Nachdem sich der erste Teil der autonomen Fortbewegungsreihe – Die Chancen und Risiken des autonomen Fahrens – mit selbstfahrenden PKW und LKW auf der Straße auseinandersetzt, beleuchtet der zweite Teil dieser Reihe das autonome Fliegen.
Was ist autonomes Fliegen?
Unter autonomen Fliegen ist das Fliegen durch künstliche Steueranlagen, das heißt ohne Eingriffsmöglichkeiten durch einen Piloten, gemeint. Hierfür muss das jeweilige Luftfahrzeug selbständig und sicher auf sämtliche vorhersehbaren und nicht vorhersehbaren Einflüsse reagieren können.
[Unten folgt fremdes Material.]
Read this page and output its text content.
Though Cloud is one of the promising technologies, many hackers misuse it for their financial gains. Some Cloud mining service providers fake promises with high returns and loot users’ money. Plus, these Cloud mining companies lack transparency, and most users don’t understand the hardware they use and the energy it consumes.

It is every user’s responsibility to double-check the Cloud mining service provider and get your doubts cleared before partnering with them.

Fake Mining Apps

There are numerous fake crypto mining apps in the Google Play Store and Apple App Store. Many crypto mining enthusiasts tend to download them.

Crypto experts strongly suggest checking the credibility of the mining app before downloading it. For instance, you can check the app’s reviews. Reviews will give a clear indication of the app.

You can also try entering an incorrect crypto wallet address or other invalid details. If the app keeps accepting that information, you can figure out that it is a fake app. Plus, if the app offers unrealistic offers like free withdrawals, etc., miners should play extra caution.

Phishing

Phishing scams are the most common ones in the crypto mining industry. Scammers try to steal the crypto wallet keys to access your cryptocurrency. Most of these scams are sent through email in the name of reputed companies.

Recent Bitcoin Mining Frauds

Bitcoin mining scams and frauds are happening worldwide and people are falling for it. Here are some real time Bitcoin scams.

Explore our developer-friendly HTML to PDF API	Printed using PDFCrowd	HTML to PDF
Darüber hinaus gibt es unbemannte autonome Luftfahrzeuge (sogenannte „unmanned aerial vehicles“ („UAV“)), die sowohl ohne menschliches Eingreifen als auch ohne an Bord befindliche Besatzung fliegen können. Sie können sowohl für militärische Zwecke als auch für die kommerzielle Nutzung, etwa als Flugtaxi im urbanen Luftverkehr oder zur Frachtbeförderung, eingesetzt werden und dabei in unterschiedlichen Formen in Erscheinung treten. Es gibt Projekte für große und kleine Passagierflugzeuge, Flugtaxis wie Uber Air, unbemannte Hubschrauber, aber auch Frachtflugzeuge sowie Fracht-, Militär-, Liefer- und Tankdrohnen.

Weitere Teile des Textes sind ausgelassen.